Nuitrack and Azure Kinect: insights on skeletal tracking + pixel coordinates computation from normalized coordinates


I am using Nuitrack with an Azure Kinect to track the hand position in real time and show it on the screen of my application. I may use either the classic body tracking model or the AI model, depending on future analyses.

So, I have some general questions:

  • Where is the origin of the reference system when I use the “classic” model and the AI model? Is there a way to “force” the origin in the same point in both cases?

  • I have noticed that not all the possible joints in JointType are used for the skeletal data (here): Is it up to date or do you have news about it?

  • In order to render a point with the hand coordinate of the screen, I was thinking about the solution below.

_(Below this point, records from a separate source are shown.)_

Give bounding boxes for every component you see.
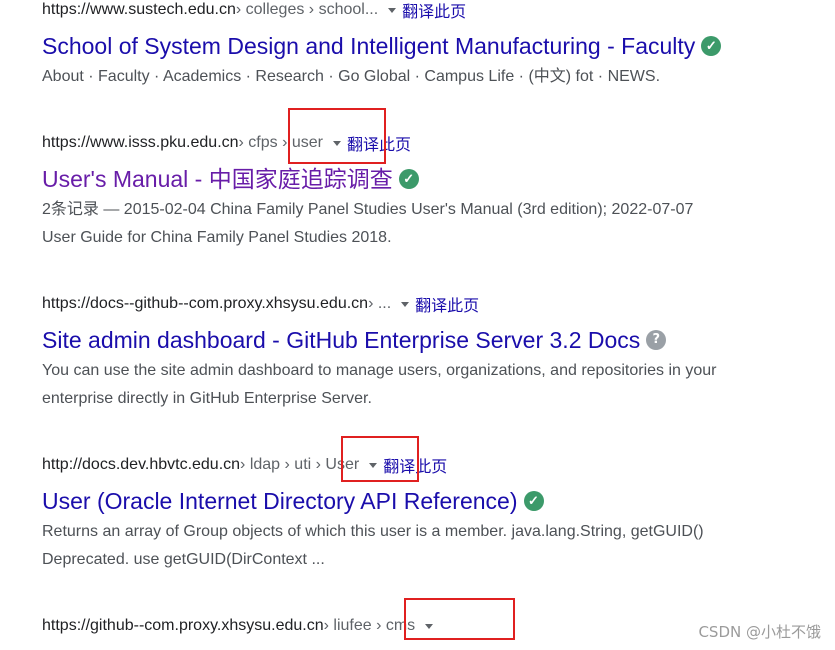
caret-down-icon[interactable] — [333, 140, 341, 146]
result-title[interactable]: Site admin dashboard - GitHub Enterprise… — [42, 325, 835, 355]
url-host[interactable]: https://github--com.proxy.xhsysu.edu.cn — [42, 617, 324, 635]
verified-check-icon: ✓ — [398, 169, 419, 189]
sitelink-separator: · — [83, 68, 99, 85]
sitelink-chinese[interactable]: (中文) fot — [528, 68, 593, 85]
sitelink-go-global[interactable]: Go Global — [338, 68, 410, 85]
search-result-2: https://www.isss.pku.edu.cn › cfps › use… — [42, 132, 835, 252]
url-path[interactable]: › colleges › school... — [236, 1, 378, 19]
search-result-1: https://www.sustech.edu.cn › colleges › … — [42, 0, 835, 91]
url-host[interactable]: https://docs--github--com.proxy.xhsysu.e… — [42, 295, 368, 313]
result-title[interactable]: School of System Design and Intelligent … — [42, 31, 835, 61]
sitelink-news[interactable]: NEWS. — [608, 68, 660, 85]
sitelink-separator: · — [323, 68, 339, 85]
sitelink-separator: · — [593, 68, 608, 85]
sitelinks: About · Faculty · Academics · Research ·… — [42, 63, 835, 91]
result-title-text[interactable]: School of System Design and Intelligent … — [42, 31, 695, 61]
snippet-line: Returns an array of Group objects of whi… — [42, 523, 704, 540]
result-title-text[interactable]: User (Oracle Internet Directory API Refe… — [42, 486, 518, 516]
verified-check-icon: ✓ — [701, 36, 722, 56]
translate-link[interactable]: 翻译此页 — [383, 453, 447, 477]
sitelink-academics[interactable]: Academics — [163, 68, 241, 85]
caret-down-icon[interactable] — [369, 462, 378, 468]
url-path[interactable]: › cfps › user — [239, 134, 323, 152]
url-host[interactable]: https://www.isss.pku.edu.cn — [42, 134, 239, 152]
url-host[interactable]: http://docs.dev.hbvtc.edu.cn — [42, 456, 240, 474]
snippet-line: Deprecated. use getGUID(DirContext ... — [42, 551, 325, 568]
url-path[interactable]: › liufee › cms — [324, 617, 416, 635]
result-title[interactable]: User's Manual - 中国家庭追踪调查 ✓ — [42, 164, 835, 194]
caret-down-icon[interactable] — [425, 623, 434, 629]
question-mark-icon: ? — [646, 330, 667, 350]
result-snippet: Returns an array of Group objects of whi… — [42, 518, 835, 574]
result-url[interactable]: https://www.sustech.edu.cn › colleges › … — [42, 0, 835, 21]
snippet-line: 2条记录 — 2015-02-04 China Family Panel Stu… — [42, 201, 694, 218]
translate-link[interactable]: 翻译此页 — [347, 131, 411, 155]
caret-down-icon[interactable] — [401, 301, 410, 307]
verified-check-icon: ✓ — [523, 491, 544, 511]
url-path[interactable]: › ... — [368, 295, 391, 313]
sitelink-research[interactable]: Research — [255, 68, 323, 85]
result-snippet: You can use the site admin dashboard to … — [42, 357, 835, 413]
sitelink-separator: · — [410, 68, 425, 85]
result-url[interactable]: https://www.isss.pku.edu.cn › cfps › use… — [42, 132, 835, 154]
result-title-text[interactable]: User's Manual - 中国家庭追踪调查 — [42, 164, 393, 194]
snippet-line: enterprise directly in GitHub Enterprise… — [42, 390, 372, 407]
search-result-3: https://docs--github--com.proxy.xhsysu.e… — [42, 293, 835, 413]
sitelink-about[interactable]: About — [42, 68, 84, 85]
caret-down-icon[interactable] — [388, 7, 397, 13]
url-path[interactable]: › ldap › uti › User — [240, 456, 359, 474]
url-host[interactable]: https://www.sustech.edu.cn — [42, 1, 236, 19]
watermark: CSDN @小杜不饿 — [698, 623, 821, 641]
result-url[interactable]: https://docs--github--com.proxy.xhsysu.e… — [42, 293, 835, 315]
sitelink-separator: · — [241, 68, 256, 85]
sitelink-separator: · — [514, 68, 529, 85]
sitelink-faculty[interactable]: Faculty — [98, 68, 150, 85]
sitelink-separator: · — [149, 68, 163, 85]
result-title-text[interactable]: Site admin dashboard - GitHub Enterprise… — [42, 325, 640, 355]
snippet-line: User Guide for China Family Panel Studie… — [42, 229, 392, 246]
result-url[interactable]: http://docs.dev.hbvtc.edu.cn › ldap › ut… — [42, 454, 835, 476]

Is it correct or is there a more direct/optimized approach to achieve it?

  1. Use ConvertRealToProjCoords() to get the normalized coordinates (or export the joint.Proj coordinates)
  2. Find the corresponding pixel by using such a formula: value_pixel = actualDimension * value_norm.

Thanks for your help!

Hello @cg72, here are the short answers:

  1. origin in both cases is at the sensor/camera position
  2. joint set was initially defined by the OpenNI 1.x specification, so some joints are included during initial development for compatibility and further expansion, but we aren’t anyhow limited by that set
    Please let us know if any particular joints currently missing are crucial for your project.
  3. your formulae are correct, but the simplest option for this purpose is to use HandTracker module which implements corresponding virtual coordinate system (normalized screen coordinates) for direct UI mapping
    Please refer to this tutorial for additional details.

As always we’re here to help with any other questions / issues.

1 Like

Hello @TAG, thanks for your answer!
Anyway, I would like to expand briefly on the questions’ context:

  1. I understood that with the classical Nuitrack model you use only depth data to compute body tracking, hence the origin is the depth sensor. Since the AI model uses both depth and color (and you need to set Depth2ColorRegistration as true to make it work), I thought that the reference in this model would be the color camera. Am I correct or can I assume the same reference for both?
  2. The current joint set is working for my project. I was just wondering whether the output of joints such as RightFoot and LeftFoot was valid for body tracking or not.
  3. Thanks for the confirmation. I need to show also other joints on screen, so I think using SkeletonTracker info for all joints may be more convenient for me.